Entre as “situações denunciadas”, Silveira lista passagens em que Moraes “atuou não de acordo com a lei, mas de acordo com conveniências”, no contexto do golpismo. Como exemplo, lembra que “ele se dizia vítima e julgava as pessoas acusadas, o que é proibido legalmente”.
A argumentação não é nova, pelo contrário. Bolsonaristas vêm repetindo críticas e ataques a Moraes, nessa e em outras linhas, pelos últimos quatro anos. O ministro não só se defendeu, como encontrou respaldo entre os pares (autoridades de dentro e fora do Supremo) e no debate público para conduzir o caso do golpismo com firmeza.
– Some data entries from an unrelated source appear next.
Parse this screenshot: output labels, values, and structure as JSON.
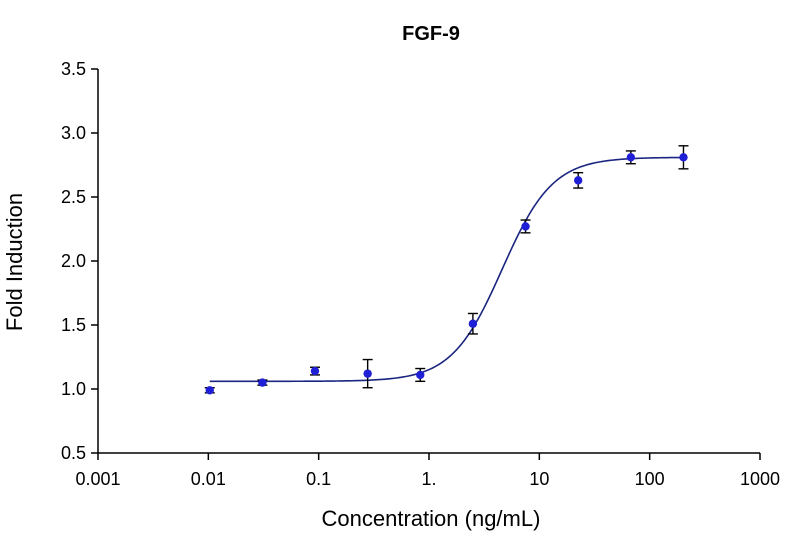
{
  "chart_data": {
    "type": "scatter",
    "title": "FGF-9",
    "xlabel": "Concentration (ng/mL)",
    "ylabel": "Fold Induction",
    "x_scale": "log",
    "xlim": [
      0.001,
      1000
    ],
    "ylim": [
      0.5,
      3.5
    ],
    "x_ticks": [
      0.001,
      0.01,
      0.1,
      1,
      10,
      100,
      1000
    ],
    "x_tick_labels": [
      "0.001",
      "0.01",
      "0.1",
      "1.",
      "10",
      "100",
      "1000"
    ],
    "y_ticks": [
      0.5,
      1.0,
      1.5,
      2.0,
      2.5,
      3.0,
      3.5
    ],
    "y_tick_labels": [
      "0.5",
      "1.0",
      "1.5",
      "2.0",
      "2.5",
      "3.0",
      "3.5"
    ],
    "grid": false,
    "legend": "none",
    "series": [
      {
        "x": [
          0.0103,
          0.0309,
          0.0926,
          0.278,
          0.833,
          2.5,
          7.5,
          22.5,
          67.5,
          202.5
        ],
        "y": [
          0.99,
          1.05,
          1.14,
          1.12,
          1.11,
          1.51,
          2.27,
          2.63,
          2.81,
          2.81
        ],
        "error": [
          0.02,
          0.02,
          0.03,
          0.11,
          0.05,
          0.08,
          0.05,
          0.06,
          0.05,
          0.09
        ]
      }
    ],
    "fit_curve": {
      "model": "4PL",
      "bottom": 1.06,
      "top": 2.81,
      "ec50": 4.6,
      "hill": 1.9
    },
    "colors": {
      "points": "#1f1fd6",
      "curve": "#1a2680",
      "error_bars": "#000000"
    }
  }
}
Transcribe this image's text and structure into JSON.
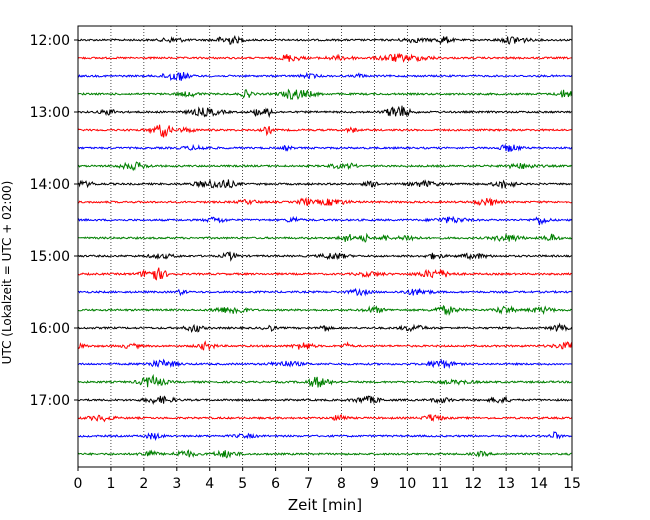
{
  "chart_data": {
    "type": "line",
    "xlabel": "Zeit  [min]",
    "ylabel": "UTC (Lokalzeit = UTC + 02:00)",
    "xlim": [
      0,
      15
    ],
    "x_ticks": [
      "0",
      "1",
      "2",
      "3",
      "4",
      "5",
      "6",
      "7",
      "8",
      "9",
      "10",
      "11",
      "12",
      "13",
      "14",
      "15"
    ],
    "y_tick_labels": [
      "12:00",
      "13:00",
      "14:00",
      "15:00",
      "16:00",
      "17:00"
    ],
    "grid": "vertical-dotted",
    "trace_colors": [
      "#000000",
      "#ff0000",
      "#0000ff",
      "#008000"
    ],
    "traces": [
      {
        "time": "12:00",
        "color": "#000000"
      },
      {
        "time": "12:15",
        "color": "#ff0000"
      },
      {
        "time": "12:30",
        "color": "#0000ff"
      },
      {
        "time": "12:45",
        "color": "#008000"
      },
      {
        "time": "13:00",
        "color": "#000000"
      },
      {
        "time": "13:15",
        "color": "#ff0000"
      },
      {
        "time": "13:30",
        "color": "#0000ff"
      },
      {
        "time": "13:45",
        "color": "#008000"
      },
      {
        "time": "14:00",
        "color": "#000000"
      },
      {
        "time": "14:15",
        "color": "#ff0000"
      },
      {
        "time": "14:30",
        "color": "#0000ff"
      },
      {
        "time": "14:45",
        "color": "#008000"
      },
      {
        "time": "15:00",
        "color": "#000000"
      },
      {
        "time": "15:15",
        "color": "#ff0000"
      },
      {
        "time": "15:30",
        "color": "#0000ff"
      },
      {
        "time": "15:45",
        "color": "#008000"
      },
      {
        "time": "16:00",
        "color": "#000000"
      },
      {
        "time": "16:15",
        "color": "#ff0000"
      },
      {
        "time": "16:30",
        "color": "#0000ff"
      },
      {
        "time": "16:45",
        "color": "#008000"
      },
      {
        "time": "17:00",
        "color": "#000000"
      },
      {
        "time": "17:15",
        "color": "#ff0000"
      },
      {
        "time": "17:30",
        "color": "#0000ff"
      },
      {
        "time": "17:45",
        "color": "#008000"
      }
    ]
  }
}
O envolvimento de Moraes com Vorcaro, porém, eleva o criticismo e reduz (ou invalida) o apoio aos atos processuais do ministro. A Quaest Pesquisa mostrou, em maio, que 46% dos brasileiros, àquela altura, entendiam que o escândalo do Master afetava a reputação das instituições brasileiras de maneira generalizada (incluindo o governo Lula e a antiga gestão Bolsonaro). No caso do Supremo, além dessa parcela citada, outros 10% acreditavam que o banco tinha arranhado a imagem do tribunal.
De lá para cá, a imagem da Corte e de seus integrantes se deteriorou exponencialmente. Assim, os atos de Moraes serão, como nunca, colocados em xeque. Só em 2023, após o 8 de Janeiro, ele proferiu mais de 6 mil decisões sobre o tema. Segundo Wesley Galzo, repórter do Estadão, o ministro concentrava, em 2025, 21 dos 37 inquéritos criminais que estavam no tribunal mais importante do país. O ímpeto revisionista, portanto, pressiona quem, apesar de Moraes, defende punição a golpistas.
“Agora, o reconhecimento de eventual envolvimento do ministro (Moraes) no Caso Master torna-se um elemento importante para o questionamento dos julgamentos do 8 de Janeiro”, avança o advogado Silveira. “Ficará comprovado, pela segunda vez, que ele agiu de maneira incompatível com os deveres de probidade da magistratura e que não tinha a necessária lisura para atuar nesses processos”, afirma.
Finaliza o advogado: “Isso pode, sim, abrir espaço para que as defesas e a própria Justiça reavaliem os julgamentos realizados por ele (…)”.